The Texas Legislature wants couples planning to get married to put the same amount of effort into making their marriage last as they do into the wedding details.
With the stroke of a pen, Governor Rick Perry could increase the cost of marriage licenses from $30 to $60 if the couple applying for the license has not completed any type of marriage counseling. If the couple successfully completes a counseling course, the state would waive the fee completely when they applied for their license.
Some Brazos Valley residents said counseling is a good way to ensure the bliss of marriage last long after the ceremony. One of those residents is Jill Plemons, co-owner of Blissful Wishes Bridal.
"I think some of these girls think that it's just the most marvelous thing in the world and they don't realize the severity of it," Plemons said.
She said from what she has seen recently, it is a good idea.
"This year, we've had a lot more cancellations of weddings," Plemons said.
Bride-to-be Kathryn Herzig is in the middle of marriage counseling, and believes the state motivating couples to seek counseling would initiate conversations on those topics that could end a marriage.

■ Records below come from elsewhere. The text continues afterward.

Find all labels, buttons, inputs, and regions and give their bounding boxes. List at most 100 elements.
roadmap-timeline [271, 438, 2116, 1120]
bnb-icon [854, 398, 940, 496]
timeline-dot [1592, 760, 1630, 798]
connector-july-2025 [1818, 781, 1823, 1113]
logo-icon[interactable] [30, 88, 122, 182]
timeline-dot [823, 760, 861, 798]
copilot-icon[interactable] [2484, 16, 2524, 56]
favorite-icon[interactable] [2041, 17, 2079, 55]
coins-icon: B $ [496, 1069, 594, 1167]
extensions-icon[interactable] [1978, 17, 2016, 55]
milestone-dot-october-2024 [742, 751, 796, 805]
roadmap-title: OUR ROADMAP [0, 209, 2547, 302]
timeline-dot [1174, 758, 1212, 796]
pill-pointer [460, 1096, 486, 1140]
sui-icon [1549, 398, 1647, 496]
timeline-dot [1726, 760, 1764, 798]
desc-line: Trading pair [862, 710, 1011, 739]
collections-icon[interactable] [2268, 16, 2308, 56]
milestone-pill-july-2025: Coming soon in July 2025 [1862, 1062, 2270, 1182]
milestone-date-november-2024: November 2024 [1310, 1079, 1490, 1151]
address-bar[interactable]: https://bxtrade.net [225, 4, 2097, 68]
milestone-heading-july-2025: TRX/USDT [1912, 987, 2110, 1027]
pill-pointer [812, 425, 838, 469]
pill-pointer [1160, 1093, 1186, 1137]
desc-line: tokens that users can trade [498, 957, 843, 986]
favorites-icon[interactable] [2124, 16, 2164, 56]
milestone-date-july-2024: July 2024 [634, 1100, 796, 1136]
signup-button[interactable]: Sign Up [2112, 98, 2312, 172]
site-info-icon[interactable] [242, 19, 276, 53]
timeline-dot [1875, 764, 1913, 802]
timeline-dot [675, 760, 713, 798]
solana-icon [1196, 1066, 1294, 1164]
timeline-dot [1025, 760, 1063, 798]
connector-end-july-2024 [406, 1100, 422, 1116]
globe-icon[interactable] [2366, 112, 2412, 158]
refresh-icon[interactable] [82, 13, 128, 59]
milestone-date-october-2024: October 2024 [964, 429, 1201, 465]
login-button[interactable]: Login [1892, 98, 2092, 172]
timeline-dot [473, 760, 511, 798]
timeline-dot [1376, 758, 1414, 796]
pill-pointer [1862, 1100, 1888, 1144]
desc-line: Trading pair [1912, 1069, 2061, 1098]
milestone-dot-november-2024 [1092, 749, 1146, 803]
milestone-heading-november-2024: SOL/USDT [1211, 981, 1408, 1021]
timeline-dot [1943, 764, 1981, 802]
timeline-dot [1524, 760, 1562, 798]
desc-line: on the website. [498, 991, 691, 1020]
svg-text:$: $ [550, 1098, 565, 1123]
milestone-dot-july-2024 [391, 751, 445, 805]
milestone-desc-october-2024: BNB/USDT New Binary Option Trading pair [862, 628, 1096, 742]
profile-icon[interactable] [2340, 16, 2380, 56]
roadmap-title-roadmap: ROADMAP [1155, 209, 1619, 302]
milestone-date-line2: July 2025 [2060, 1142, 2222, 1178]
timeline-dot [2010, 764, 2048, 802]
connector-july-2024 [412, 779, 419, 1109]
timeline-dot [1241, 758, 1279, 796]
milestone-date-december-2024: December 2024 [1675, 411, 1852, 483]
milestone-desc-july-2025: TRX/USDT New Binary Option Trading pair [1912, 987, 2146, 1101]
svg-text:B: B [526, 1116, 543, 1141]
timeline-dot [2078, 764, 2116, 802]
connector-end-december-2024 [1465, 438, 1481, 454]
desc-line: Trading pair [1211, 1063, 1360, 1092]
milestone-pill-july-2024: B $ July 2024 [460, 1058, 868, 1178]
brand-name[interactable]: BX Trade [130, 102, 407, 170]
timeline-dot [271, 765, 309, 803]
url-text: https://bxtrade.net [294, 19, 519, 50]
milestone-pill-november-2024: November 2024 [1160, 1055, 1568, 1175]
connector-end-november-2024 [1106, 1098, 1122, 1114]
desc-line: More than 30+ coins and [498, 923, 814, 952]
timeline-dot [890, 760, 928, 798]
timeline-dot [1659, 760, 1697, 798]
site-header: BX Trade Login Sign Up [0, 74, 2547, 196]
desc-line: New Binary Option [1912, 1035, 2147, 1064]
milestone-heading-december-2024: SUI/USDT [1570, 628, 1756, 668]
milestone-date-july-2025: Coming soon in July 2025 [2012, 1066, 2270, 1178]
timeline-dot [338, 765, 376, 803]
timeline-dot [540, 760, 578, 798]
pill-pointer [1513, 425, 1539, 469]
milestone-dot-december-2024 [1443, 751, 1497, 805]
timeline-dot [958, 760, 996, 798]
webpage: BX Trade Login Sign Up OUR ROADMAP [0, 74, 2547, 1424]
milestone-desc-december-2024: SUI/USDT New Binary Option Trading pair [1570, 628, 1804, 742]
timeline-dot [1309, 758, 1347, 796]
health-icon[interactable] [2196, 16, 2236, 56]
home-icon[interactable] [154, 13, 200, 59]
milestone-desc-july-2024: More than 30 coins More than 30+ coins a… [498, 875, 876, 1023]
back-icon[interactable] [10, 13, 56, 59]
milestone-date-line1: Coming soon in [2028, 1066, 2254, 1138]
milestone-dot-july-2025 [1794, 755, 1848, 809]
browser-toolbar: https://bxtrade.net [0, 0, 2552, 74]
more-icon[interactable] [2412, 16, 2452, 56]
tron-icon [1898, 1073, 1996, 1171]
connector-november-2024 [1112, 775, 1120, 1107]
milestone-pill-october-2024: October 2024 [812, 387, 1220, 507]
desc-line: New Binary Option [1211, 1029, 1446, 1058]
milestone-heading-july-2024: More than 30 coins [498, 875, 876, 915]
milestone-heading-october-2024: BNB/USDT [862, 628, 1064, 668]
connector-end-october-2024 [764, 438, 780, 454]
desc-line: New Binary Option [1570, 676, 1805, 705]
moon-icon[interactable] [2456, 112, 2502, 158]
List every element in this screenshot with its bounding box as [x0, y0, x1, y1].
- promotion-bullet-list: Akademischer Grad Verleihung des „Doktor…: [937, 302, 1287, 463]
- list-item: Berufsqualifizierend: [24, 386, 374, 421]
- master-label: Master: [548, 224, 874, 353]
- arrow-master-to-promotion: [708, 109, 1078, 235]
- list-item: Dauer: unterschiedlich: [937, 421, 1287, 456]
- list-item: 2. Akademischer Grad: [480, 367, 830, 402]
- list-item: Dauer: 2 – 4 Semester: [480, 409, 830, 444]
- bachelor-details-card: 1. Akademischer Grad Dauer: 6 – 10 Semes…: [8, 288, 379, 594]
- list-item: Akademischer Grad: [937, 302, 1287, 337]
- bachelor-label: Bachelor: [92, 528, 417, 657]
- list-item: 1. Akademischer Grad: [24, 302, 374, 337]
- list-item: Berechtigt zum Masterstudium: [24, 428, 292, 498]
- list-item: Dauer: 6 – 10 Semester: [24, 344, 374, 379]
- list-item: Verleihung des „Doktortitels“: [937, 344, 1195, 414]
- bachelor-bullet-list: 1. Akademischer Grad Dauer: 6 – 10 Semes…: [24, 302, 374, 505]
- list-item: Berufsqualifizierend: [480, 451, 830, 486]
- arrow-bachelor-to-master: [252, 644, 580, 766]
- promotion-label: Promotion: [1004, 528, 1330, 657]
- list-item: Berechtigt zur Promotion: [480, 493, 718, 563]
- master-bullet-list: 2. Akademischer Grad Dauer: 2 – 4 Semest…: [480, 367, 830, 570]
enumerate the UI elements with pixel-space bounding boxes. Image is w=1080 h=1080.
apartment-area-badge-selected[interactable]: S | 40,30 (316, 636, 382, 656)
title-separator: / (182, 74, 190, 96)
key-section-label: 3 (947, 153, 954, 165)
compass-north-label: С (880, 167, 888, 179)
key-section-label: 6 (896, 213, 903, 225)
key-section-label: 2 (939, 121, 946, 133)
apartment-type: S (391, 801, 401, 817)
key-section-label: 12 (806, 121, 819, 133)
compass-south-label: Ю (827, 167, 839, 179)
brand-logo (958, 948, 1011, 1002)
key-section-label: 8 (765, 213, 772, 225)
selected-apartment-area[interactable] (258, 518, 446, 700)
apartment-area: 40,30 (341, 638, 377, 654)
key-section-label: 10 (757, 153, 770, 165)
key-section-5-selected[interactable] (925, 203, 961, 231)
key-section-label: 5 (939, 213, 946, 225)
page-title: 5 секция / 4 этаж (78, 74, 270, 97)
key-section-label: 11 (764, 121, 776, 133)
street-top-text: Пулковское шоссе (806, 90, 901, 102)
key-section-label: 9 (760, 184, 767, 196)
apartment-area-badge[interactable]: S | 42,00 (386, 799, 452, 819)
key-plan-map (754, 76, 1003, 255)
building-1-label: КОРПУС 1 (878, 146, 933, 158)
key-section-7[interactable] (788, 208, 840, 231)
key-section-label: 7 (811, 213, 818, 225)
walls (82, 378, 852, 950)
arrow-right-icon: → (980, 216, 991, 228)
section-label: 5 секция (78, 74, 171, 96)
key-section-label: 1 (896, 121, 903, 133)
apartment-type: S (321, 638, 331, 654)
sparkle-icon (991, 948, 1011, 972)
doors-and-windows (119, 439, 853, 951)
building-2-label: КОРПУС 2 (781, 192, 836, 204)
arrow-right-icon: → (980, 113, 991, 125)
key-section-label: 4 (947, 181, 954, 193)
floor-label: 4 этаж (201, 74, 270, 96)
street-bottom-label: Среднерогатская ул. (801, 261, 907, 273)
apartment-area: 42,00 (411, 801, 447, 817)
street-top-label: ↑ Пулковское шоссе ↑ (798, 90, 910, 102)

"It's a good thing to realize that sometimes you might have forgotten something that you might need to go over -- financial situations -- or just realize that it's a big step in your life," Herizg said.
Should Governor Perry sign the bill, the state would accept counseling completion certificates from the following organizations and professionals: marriage educators, licensed mental health professionals, faith-based organizations, community-based organizations, and members of the clergy or their designees.
Living Hope Baptist Church Pastor Butch Smith said like some other clergymen, he refuses to marry a couple which has not benefited from the goal of marriage counseling.
"It forces you to deal with some issues and understand how you're complimentary as a couple and so that you can work issues out where there are definitely inevitable disagreements," Smith said.
Smith said it's very possible the bill could prepare couples "I Do's" for the long haul.